At the beginning of 2017 I set out a list of goals for myself to achieve by December 31, 2017. In working towards these goals I have learned a lot about myself. At the top of the list, I have learned that I have great ambition but sometimes I just do not have the hours in a day/week/month/year to achieve everything. Sometimes I do not have the tools to do everything. Earlier today I was part of a 90-minute session on strengths-based leadership. Forcing myself to think about my strengths and how they interplay with others strengths. As I sat at my desk this afternoon, I started thinking about those goals I had set for 2017 and where I stood with them. So, following are some of my goals that really taught me something, and how I have been working towards them. Most importantly, this post is a post about how I have learned about myself and my role in life, not just how I made a plan and some follow-through.
Finish Writing a Novel
I have not started. Fortunately, even though I listed this at the top of the list, I had always planned to participate in NaNoWriMo and begin brainstorming on November 1. I am very eager to get started with this tomorrow. I had originally planned on using my blog posts as a means to practice writing daily, and when I remember, I still do. However, I found that for a while over the summer writing just wasn’t interesting me (nor was reading), and it became a chore. Therefore, I had no posts from July through September. I still have drafts of posts that I promised, and I still promise you that they will get written.
Run a marathon
I registered for the Kansas City Marathon in May and I switched my registration to the Half Marathon the night before the race. Although I had a training plan and I had been running, I stopped finding the joy in running. I stopped caring about how far or how long I ran and only cared about when it was over. For many of you, that may be how you run. However, I love running. I love the feeling I get from the power of my own two legs. I love the strong calf muscles. I love the strong lungs. So, for me to be having legitimate anxiety about running a race I knew something was wrong. There were a lot of people (mainly people who had not run a full marathon before) who told me that I could do it. One day, I finally sat down with myself and realized that most everybody I know who had run a marathon was oddly silent. I realized that a lot of the people I talked to had run half marathons, but never full marathons. I realized that it just wasn’t my time to run a full marathon.

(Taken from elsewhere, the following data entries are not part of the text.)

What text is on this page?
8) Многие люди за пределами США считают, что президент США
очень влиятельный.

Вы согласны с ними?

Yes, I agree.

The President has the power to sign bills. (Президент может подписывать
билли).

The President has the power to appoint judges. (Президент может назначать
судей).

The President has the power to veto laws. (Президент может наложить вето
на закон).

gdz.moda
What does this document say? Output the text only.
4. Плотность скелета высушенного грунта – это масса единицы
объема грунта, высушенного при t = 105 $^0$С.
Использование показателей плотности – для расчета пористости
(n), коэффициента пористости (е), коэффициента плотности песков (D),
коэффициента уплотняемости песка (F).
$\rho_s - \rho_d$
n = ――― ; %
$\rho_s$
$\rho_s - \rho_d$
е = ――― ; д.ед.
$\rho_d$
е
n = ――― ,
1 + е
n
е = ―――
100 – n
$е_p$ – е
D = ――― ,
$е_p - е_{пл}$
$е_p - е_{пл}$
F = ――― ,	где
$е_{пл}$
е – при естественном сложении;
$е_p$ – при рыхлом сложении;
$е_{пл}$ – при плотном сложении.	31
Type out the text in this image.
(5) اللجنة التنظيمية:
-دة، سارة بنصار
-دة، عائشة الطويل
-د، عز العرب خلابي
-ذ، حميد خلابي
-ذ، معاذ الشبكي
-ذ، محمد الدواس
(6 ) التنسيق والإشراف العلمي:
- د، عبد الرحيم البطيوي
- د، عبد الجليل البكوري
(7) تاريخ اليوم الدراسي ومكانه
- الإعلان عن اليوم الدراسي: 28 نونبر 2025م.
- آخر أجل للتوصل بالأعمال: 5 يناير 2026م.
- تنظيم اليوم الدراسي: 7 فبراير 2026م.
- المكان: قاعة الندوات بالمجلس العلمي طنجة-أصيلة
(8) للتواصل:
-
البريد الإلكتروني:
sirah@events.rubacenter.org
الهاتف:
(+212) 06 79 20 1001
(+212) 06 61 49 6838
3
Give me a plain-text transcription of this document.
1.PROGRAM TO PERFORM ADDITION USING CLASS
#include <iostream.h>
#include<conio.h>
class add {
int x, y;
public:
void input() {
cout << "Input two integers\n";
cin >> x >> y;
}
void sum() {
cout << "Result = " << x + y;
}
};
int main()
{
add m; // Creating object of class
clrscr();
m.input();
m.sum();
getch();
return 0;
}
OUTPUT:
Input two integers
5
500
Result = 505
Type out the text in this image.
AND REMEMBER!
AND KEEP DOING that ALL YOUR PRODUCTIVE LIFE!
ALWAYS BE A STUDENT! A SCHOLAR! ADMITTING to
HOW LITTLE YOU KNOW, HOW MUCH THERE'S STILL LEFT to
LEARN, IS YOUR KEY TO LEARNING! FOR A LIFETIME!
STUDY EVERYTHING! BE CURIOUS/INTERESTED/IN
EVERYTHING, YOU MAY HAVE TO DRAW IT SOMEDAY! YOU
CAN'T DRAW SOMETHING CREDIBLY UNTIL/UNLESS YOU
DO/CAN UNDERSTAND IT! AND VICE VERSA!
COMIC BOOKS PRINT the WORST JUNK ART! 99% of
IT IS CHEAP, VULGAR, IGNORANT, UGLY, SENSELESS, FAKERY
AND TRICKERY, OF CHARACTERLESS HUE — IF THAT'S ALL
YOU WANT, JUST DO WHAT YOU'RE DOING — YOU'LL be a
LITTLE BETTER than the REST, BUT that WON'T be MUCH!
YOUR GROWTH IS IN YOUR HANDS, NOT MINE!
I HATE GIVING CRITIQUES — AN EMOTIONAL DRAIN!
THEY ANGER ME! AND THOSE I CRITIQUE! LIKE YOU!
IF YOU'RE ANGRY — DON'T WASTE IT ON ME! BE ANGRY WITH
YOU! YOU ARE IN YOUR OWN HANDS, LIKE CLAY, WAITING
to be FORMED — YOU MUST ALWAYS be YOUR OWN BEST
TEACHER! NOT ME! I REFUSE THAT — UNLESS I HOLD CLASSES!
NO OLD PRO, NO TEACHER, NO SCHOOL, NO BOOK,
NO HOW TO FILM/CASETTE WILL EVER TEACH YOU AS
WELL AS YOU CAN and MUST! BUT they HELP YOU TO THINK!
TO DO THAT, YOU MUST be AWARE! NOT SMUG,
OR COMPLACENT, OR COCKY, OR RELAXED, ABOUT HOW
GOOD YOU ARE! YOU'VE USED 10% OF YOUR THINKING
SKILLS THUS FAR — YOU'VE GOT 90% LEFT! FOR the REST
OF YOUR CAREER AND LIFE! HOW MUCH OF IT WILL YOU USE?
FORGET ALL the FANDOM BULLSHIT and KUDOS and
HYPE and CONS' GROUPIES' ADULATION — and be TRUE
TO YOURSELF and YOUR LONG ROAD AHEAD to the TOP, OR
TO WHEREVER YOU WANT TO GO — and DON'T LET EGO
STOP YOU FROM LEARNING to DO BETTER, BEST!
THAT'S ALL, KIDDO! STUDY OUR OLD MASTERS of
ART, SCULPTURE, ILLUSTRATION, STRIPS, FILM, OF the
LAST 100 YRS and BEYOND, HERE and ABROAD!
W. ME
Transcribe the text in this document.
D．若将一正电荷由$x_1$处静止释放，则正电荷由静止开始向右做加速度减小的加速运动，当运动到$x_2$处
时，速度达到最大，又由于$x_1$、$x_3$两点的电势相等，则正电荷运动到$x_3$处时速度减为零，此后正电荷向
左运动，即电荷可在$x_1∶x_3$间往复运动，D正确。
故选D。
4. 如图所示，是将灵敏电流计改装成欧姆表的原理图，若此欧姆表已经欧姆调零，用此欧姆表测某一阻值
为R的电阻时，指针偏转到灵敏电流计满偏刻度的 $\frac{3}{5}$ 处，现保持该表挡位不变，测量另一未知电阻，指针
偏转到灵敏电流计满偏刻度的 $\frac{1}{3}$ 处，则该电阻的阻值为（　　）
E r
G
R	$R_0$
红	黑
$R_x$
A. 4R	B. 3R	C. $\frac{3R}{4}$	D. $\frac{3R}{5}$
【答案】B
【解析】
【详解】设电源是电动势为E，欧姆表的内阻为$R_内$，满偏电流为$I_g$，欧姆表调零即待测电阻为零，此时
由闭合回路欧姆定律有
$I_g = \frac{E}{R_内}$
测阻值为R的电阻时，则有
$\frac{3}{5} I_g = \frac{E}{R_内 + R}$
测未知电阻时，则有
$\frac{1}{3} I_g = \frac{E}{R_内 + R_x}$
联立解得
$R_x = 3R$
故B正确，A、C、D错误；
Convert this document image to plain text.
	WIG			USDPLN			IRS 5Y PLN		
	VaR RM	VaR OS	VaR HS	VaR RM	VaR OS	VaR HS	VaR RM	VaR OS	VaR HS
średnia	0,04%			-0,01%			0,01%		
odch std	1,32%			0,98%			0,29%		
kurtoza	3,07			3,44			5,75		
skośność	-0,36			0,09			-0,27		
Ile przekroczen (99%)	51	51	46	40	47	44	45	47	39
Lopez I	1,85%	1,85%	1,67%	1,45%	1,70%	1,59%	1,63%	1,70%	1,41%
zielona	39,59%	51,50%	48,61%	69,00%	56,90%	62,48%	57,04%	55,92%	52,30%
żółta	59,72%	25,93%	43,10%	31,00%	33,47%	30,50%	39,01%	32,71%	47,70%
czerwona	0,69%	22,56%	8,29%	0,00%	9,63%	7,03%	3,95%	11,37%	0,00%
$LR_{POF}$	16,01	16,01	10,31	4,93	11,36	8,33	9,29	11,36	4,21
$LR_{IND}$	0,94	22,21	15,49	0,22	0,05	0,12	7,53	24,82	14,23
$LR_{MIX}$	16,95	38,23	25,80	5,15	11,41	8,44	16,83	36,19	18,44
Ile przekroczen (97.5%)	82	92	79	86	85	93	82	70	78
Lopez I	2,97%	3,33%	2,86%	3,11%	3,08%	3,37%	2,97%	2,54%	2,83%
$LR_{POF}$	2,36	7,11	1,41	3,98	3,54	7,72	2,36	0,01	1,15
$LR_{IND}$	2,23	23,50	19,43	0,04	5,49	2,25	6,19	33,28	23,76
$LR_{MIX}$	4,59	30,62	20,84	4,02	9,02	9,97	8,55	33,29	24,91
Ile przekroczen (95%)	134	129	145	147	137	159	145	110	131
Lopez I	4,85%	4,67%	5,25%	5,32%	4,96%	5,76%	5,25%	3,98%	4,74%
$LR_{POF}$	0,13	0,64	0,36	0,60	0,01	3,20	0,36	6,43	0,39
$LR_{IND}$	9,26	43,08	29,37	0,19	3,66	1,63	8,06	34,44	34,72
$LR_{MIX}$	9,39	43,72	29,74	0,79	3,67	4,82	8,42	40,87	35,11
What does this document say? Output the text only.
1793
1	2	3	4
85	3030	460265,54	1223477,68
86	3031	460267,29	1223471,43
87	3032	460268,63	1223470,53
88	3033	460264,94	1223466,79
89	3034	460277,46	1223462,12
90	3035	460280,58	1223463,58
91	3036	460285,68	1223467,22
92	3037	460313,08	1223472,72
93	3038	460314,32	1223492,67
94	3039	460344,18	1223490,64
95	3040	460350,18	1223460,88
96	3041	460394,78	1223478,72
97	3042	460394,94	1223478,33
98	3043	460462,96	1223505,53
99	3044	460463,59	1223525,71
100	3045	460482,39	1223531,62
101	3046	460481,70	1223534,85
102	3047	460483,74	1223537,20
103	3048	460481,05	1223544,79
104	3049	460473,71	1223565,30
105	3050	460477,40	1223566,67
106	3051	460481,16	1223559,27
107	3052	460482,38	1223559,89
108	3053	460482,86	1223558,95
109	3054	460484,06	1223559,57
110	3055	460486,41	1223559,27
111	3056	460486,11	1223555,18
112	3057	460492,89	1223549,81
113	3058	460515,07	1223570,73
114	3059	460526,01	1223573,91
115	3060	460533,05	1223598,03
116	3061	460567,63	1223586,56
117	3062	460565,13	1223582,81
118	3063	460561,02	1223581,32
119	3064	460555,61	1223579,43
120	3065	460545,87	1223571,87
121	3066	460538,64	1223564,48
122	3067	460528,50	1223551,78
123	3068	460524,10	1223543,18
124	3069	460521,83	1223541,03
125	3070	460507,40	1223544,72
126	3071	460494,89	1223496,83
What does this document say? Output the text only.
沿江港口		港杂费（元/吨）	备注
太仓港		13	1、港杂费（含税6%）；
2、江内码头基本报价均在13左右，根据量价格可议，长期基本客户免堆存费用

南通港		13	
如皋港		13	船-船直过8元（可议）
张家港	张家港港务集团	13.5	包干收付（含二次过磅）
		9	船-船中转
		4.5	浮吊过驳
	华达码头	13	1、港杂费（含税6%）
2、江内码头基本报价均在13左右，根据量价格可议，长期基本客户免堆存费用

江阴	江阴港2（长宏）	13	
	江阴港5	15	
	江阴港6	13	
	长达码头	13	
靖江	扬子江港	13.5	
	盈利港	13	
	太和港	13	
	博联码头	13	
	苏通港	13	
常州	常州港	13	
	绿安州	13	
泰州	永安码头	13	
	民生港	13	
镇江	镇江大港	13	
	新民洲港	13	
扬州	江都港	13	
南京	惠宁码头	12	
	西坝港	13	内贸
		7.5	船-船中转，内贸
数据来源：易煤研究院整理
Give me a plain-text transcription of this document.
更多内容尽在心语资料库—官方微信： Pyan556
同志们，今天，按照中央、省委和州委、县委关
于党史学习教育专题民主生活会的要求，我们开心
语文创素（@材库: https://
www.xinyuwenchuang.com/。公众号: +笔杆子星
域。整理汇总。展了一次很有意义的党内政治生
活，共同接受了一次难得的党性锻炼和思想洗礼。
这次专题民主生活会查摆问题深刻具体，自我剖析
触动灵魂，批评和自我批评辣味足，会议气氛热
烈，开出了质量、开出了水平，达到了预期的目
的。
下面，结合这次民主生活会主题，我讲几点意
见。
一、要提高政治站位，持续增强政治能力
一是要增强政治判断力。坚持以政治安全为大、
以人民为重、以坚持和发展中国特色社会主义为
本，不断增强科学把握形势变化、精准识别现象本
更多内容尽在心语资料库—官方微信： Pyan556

Now, for the fun part. I ran a half marathon in 3 hours 7 seconds. I walked on all of the uphill stretches in the second half of the race because I was just burnt out. My stomach was full of powerade and water, it was a little bit warmer than I would have liked, and as a slow runner anyway, I was surrounded by walkers for the majority of the race. But that was totally okay, because it meant that when I was running I was giving it my everything. I finished only seven seconds slower than what I wanted my maximum time to be. I walked away feeling proud, a bit sore (because 13.1 miles on concrete is a lot harder on the knees than I realized), and ready to run another (lets be honest, several more) in 2018. Maybe one day I will do a full marathon, but for now I love that I love to run, and I wouldn’t change that for the world.
Live healthier every day
This one had several sub-goals. I am going to include one thing that was not a sub-goal and one that was. First, there were a couple of weeks in October that I stopped consuming alcohol. One night I was drinking a beer I didn’t even like because it was all I had at home and halfway through I just stared at it and wondered what the heck I was doing. The next morning, I saw a post on Facebook reminding me that Sober October exists, so I tried it for a bit. I told my friends, and they were all really supportive. I think only one person asked if I was pregnant! But ultimately, I just needed to figure out why I felt the need to drink. At the same time, I wasn’t sleeping well, I was tired literally all of the time, and I just wanted to give my body some recovery time. Since then, I have only had alcohol I legitimately enjoy (red wine) and I have not felt drunk at all. While it still makes me somewhat uncomfortable to be confident in saying that I stopped drinking in excess given the environment that I am in, it also makes me really proud to know that I am keeping poison out of my body.
Second, the thing on the list, decrease my resting heart rate to 71 bpm. Why 71 bpm? Because I have a heart murmur and for as long as I can remember, my heart rate has been over 75 bpm, even when I was playing sports. I honestly did not think that I would be able to drop my heart rate below 70. Well, I am proud to say that 64-65 bpm is now a reality for me! Through hard work, a good diet (I would say low-fat, but I do not in fact know that that is the thing doing it), and exercise I have been able to surpass this goal.
Open a retirement account
So this one, I looked into it. I was totally ready to call somebody, then I needed a new car. So this is still a goal. If the money I could have put into a retirement account is the money I have paid towards my car loan, I would say that this goal has been successful. I still have plans to do this, and I recall actually telling my friend right after I bought the car that this was supposed to be my retirement money. In any case, I know the time to start saving is now, and once I feel like I have regained some financial security I will do just that. I hope that this will be very early into the 2018 year, and given that it is at the forefront of my mind I see that there is no reason for it not to get done.
How are you doing on your 2017 goals? There are still two months left- over 60 days with which to work on achieving them, and another year ready and waiting to continue working towards them.